As Sam snugged the plug into the jack in his temple, pain flashed through his skull, but faded swiftly. Like an afterimage, dials and control information appeared in his mind, projected onto his optic nerve by the aircraft’s computer. He could shift his head and “see” different portions of the imaginary control panel. Spotting the help panel, he reached out toward it, mentally “pressing” the button. The computer fed him instructions on basic aircraft operation. The machine’s voice in his head was cold and alien, unlike the tones it gave through the speakers. The uncanny nature of his rapport with the Commuter unnerved him and the back of his skull began to ache.
Bullets pattered against the armored cockpit glass in a hasty rhythm seconded by the Amerindian’s urgent, “Get moving!”
Sam reached out to the control yoke. Whether it was real or a computer simulation, he no longer knew. He ordered the engines to rev, and pulled back. The counter-rotating blades of the Commuter’s twin engines spun faster, quickly creating enough lift for the craft to clear the pad. With the autopilot doing the real flying, Sam commanded the Commuter up into the night sky.
“Where to?” he asked Ghost Maker.
“North over the plex. For now.”
Sam complied.
They had been in flight for five minutes when Sam decided that the anti-aircraft missiles he had been expecting were not coming after all. The Elf was evidently as good as his word. Calling up the radar, Sam could find nothing that looked like pursuit. He was equally surprised at the lack of challenges from the Seattle Metroplex air traffic controllers. The Elf decker must have inserted a flight plan into their computers as well, concealing the hijacked shuttle VTOL among the normal traffic.

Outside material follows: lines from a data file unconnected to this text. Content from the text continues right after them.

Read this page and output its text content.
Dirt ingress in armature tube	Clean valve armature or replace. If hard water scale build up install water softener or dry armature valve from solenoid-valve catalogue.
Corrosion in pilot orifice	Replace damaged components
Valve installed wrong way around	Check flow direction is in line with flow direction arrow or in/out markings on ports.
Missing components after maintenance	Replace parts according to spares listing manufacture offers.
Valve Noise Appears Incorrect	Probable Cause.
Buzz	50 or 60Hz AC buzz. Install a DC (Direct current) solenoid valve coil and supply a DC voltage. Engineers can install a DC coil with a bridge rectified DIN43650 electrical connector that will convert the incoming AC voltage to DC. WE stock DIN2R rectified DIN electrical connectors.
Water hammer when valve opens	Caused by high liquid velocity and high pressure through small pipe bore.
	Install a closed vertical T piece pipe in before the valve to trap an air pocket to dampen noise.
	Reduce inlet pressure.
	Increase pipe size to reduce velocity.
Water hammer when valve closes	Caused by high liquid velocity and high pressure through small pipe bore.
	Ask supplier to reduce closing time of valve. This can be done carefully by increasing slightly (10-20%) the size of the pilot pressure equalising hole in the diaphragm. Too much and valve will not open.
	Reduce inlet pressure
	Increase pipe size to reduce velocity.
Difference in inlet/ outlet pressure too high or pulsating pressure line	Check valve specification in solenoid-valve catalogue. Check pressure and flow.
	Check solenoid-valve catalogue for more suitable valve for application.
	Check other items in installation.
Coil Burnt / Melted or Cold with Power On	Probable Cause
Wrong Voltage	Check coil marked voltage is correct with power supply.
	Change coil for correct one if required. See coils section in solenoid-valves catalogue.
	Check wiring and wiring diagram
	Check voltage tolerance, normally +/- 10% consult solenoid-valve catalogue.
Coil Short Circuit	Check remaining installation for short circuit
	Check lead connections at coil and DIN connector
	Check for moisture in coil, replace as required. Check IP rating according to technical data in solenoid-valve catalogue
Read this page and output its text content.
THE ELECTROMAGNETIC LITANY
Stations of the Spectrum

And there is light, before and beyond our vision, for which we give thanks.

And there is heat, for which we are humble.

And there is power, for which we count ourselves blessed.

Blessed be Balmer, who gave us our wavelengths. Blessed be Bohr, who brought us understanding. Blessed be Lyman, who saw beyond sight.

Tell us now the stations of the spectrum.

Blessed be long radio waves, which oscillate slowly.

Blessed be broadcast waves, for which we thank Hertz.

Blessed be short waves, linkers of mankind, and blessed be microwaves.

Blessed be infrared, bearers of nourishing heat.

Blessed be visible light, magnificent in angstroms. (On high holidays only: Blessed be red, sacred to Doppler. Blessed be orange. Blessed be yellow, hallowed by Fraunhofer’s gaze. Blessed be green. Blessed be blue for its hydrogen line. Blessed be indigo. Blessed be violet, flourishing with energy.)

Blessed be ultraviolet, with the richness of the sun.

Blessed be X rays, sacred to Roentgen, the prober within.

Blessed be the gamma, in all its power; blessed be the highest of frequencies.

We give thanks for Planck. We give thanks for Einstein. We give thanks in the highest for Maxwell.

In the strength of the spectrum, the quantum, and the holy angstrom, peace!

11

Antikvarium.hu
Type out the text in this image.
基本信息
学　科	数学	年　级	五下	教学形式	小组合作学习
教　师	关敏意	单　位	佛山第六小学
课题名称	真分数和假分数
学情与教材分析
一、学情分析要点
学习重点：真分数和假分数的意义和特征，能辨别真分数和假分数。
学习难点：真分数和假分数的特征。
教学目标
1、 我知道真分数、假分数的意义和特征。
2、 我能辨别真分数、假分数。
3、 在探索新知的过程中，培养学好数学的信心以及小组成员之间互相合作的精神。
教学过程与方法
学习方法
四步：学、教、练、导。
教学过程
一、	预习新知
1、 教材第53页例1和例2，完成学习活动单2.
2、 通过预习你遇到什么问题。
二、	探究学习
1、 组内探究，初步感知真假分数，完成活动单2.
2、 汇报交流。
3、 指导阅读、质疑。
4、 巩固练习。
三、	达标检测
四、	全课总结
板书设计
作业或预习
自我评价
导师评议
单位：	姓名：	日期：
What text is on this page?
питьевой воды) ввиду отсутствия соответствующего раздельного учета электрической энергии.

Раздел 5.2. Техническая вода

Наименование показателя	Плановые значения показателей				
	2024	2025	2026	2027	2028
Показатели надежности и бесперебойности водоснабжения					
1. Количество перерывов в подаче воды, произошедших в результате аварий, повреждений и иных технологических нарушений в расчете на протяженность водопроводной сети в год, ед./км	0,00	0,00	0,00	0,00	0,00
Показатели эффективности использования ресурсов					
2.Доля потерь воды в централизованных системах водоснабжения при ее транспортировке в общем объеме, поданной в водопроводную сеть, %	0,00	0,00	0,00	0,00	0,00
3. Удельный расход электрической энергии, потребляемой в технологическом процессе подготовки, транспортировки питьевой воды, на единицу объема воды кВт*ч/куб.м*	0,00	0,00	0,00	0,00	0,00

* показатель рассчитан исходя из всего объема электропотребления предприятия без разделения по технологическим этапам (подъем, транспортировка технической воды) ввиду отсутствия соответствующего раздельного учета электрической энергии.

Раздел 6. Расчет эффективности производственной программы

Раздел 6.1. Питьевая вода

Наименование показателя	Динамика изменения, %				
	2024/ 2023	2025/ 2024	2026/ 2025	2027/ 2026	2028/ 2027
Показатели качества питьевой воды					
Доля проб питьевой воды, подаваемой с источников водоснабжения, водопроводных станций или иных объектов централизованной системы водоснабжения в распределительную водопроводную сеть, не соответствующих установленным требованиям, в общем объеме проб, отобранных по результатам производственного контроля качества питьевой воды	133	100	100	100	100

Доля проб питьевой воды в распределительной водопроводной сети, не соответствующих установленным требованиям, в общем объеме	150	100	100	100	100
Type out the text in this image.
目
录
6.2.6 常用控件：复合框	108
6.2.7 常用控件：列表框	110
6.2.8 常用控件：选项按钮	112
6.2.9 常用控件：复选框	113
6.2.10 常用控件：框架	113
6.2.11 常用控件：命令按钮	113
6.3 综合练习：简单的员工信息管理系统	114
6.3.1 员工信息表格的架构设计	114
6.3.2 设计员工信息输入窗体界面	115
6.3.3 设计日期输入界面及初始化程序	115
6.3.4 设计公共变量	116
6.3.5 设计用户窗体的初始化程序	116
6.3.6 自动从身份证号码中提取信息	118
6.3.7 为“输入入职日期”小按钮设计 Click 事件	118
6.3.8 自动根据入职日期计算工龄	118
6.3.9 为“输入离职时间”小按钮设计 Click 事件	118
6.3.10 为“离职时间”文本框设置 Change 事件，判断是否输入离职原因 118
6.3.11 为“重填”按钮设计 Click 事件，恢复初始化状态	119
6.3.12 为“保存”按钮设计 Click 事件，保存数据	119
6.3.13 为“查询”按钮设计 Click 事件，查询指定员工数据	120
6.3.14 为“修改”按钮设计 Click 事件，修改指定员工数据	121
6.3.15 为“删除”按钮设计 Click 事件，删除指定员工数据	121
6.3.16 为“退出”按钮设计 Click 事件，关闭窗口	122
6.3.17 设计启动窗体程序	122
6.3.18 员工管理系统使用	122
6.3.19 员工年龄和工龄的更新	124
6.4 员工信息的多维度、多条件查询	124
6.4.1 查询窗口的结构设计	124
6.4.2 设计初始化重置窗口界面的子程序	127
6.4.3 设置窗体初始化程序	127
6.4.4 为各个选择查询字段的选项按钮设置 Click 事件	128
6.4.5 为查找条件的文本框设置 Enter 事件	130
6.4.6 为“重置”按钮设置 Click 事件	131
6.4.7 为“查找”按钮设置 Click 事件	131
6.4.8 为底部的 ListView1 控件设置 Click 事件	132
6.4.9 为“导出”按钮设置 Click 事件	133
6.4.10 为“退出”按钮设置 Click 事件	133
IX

They were passing over a suburban residential district when Ghost Maker ordered Sam to extinguish the running lights and change course to head for the Redmond Barrens, that desolate sprawl of shanty towns and abandoned buildings. The autopilot attempted to turn the lights back on, but Sam overrode it.
As they headed across the district, the lights of the apartments and homes of corporate salarymen became rarer, replaced by the garish neon and corpse-gray glow of advertising tridscreens near the edge of the Barrens. Out beyond the commercial zone, the lights were few.
Sam watched the Amerindian scan the darkness below. He wondered if his captor had augmented eyes to go along with his reflexes. Most of the adventurers and museleboys who called themselves street samurai did. This Ghost Maker was certainly one of that breed.
“Lower,” Ghost commanded.
As Sam directed the Commuter to comply, the autopilot whined, “Altitude becoming dangerously low. Do you intend a landing?”
“Shut it up.”
Sam flipped the rocker switch to silence the cabin voice. “Are we landing?”
“Not yet. Head northeast.”
Sam adjusted the craft’s headings telling the autopilot that landing was not imminent and that the altitude was intentional.
They flew for another ten minutes, making several more course changes, some to avoid the burnt-out shells of buildings and others to satisfy some unknown whim of Ghost Maker. When the samurai finally gave the order to land, Sam was glad to engage the Commuter’s automatic landing routine. The long minutes of dodging the darkened hulks had worn him down to where, even had he been familiar with the aircraft, he would not have wished to land it manually.